Bis 2040 will Österreich klimaneutral sein. Was aber heißt das für die Energiewende? Was kostet sie? Vor allem aber: Wer bezahlt sie? Im Gespräch mit den OÖNachrichten zeichnet Verbund-Chef Michael Strugl ein Bild von 2040 und erklärt, wo Österreich noch massiven Aufholbedarf hat.

OÖNachrichten: Wie weit ist Österreich bei der Energiewende?

Michael Strugl: Wir sind mitten in der Transformation. Es gibt große Wasserkraftprojekte, die Photovoltaik ist hauptsächlich privat getrieben. Der Netzausbau schreitet voran, beim Wind geht vergleichsweise wenig weiter. Aber es fehlt noch einiges. Es fehlt ein modernes Strommarktgesetz, es fehlen die gesetzlichen Grundlagen zur Beschleunigung des Ausbaus. Und wir brauchen einen gesamthaften systemischen Ansatz für den Ausbau von Erzeugung, Netzen, Speichern und Flexibilitäten.

Meinen Sie damit, dass der Ausbau in sehr unterschiedlichen Geschwindigkeiten passiert und zum Beispiel mit PV mittags viel Strom erzeugt und eingespeist wird, den wir gar nicht benötigen, während Sie als Wasserkraftwerksbetreiber die Wehre öffnen und das Wasser ungenutzt durchfließen lassen müssen?

Ja, diesen integrierten Ansatz sehe ich derzeit noch nicht.
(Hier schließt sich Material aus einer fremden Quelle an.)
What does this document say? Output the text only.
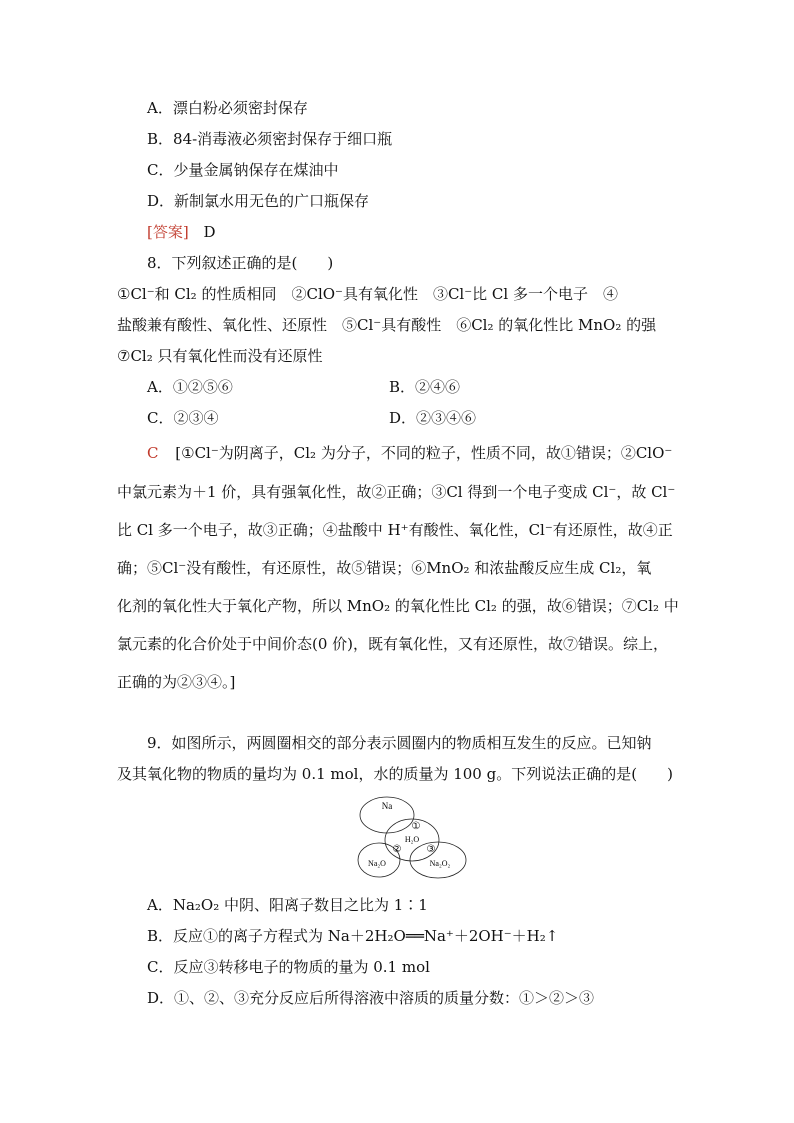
A．漂白粉必须密封保存
B．84-消毒液必须密封保存于细口瓶
C．少量金属钠保存在煤油中
D．新制氯水用无色的广口瓶保存
[答案] D
8．下列叙述正确的是(　　)
①Cl⁻和 Cl₂ 的性质相同　②ClO⁻具有氧化性　③Cl⁻比 Cl 多一个电子　④
盐酸兼有酸性、氧化性、还原性　⑤Cl⁻具有酸性　⑥Cl₂ 的氧化性比 MnO₂ 的强
⑦Cl₂ 只有氧化性而没有还原性
A．①②⑤⑥	B．②④⑥
C．②③④	D．②③④⑥
C [①Cl⁻为阴离子，Cl₂ 为分子，不同的粒子，性质不同，故①错误；②ClO⁻
中氯元素为＋1 价，具有强氧化性，故②正确；③Cl 得到一个电子变成 Cl⁻，故 Cl⁻
比 Cl 多一个电子，故③正确；④盐酸中 H⁺有酸性、氧化性，Cl⁻有还原性，故④正
确；⑤Cl⁻没有酸性，有还原性，故⑤错误；⑥MnO₂ 和浓盐酸反应生成 Cl₂，氧
化剂的氧化性大于氧化产物，所以 MnO₂ 的氧化性比 Cl₂ 的强，故⑥错误；⑦Cl₂ 中
氯元素的化合价处于中间价态(0 价)，既有氧化性，又有还原性，故⑦错误。综上，
正确的为②③④。]
9．如图所示，两圆圈相交的部分表示圆圈内的物质相互发生的反应。已知钠
及其氧化物的物质的量均为 0.1 mol，水的质量为 100 g。下列说法正确的是(　　)
Na
①
H₂O
②	③
Na₂O	Na₂O₂
A．Na₂O₂ 中阴、阳离子数目之比为 1∶1
B．反应①的离子方程式为 Na＋2H₂O══Na⁺＋2OH⁻＋H₂↑
C．反应③转移电子的物质的量为 0.1 mol
D．①、②、③充分反应后所得溶液中溶质的质量分数：①＞②＞③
Derzeit ist das System ineffizient, weil wir anderswo die Erzeugung abdrehen müssen, wenn mittags zu viel Strom erzeugt wird. Wir brauchen den Ausbau von Netzen und Speichern synchron mit dem Erzeugungsausbau und einem besseren Mix der Erzeugungstechnologien. Aber das ist kein österreichisches Phänomen. Grundsätzlich ist jede Kilowattstunde aus erneuerbaren Energieträgern wichtig, weil es das Angebot vergrößert.

Bis 2040 will Österreich klimaneutral sein. Wie soll unser Energiesystem dann aussehen?

Wir gehen davon aus, dass wir 2040 doppelt so viel Strom benötigen wie jetzt und eine dreimal so große Kapazität. Die Hälfte der Menge würde von Wind und PV kommen, ein Drittel aus Wasserkraft. Und dann können wir balancieren. Flexibel machen uns Pumpspeicherkraftwerke und thermische Kapazitäten, die wir schon jetzt haben.

Also Gaskraftwerke?

Derzeit werden diese noch mit fossilem Gas gespeist und sollten sukzessive auf grünes Gas umgestellt werden. Dann wird es Elektrolyseure geben, mit denen Wasserstoff produziert und das Angebot vom Sommer in den Winter verschoben werden kann. Ein Teil funktioniert auch weiterhin nur über Import und Export von Strom. Und schließlich stellt der Verbraucher selbst eine wichtige Flexibilität: Wann verbraucht er welche Mengen? So sollte es gelingen, das System zu balancieren. Und dazu muss der Netzausbau vorangetrieben werden.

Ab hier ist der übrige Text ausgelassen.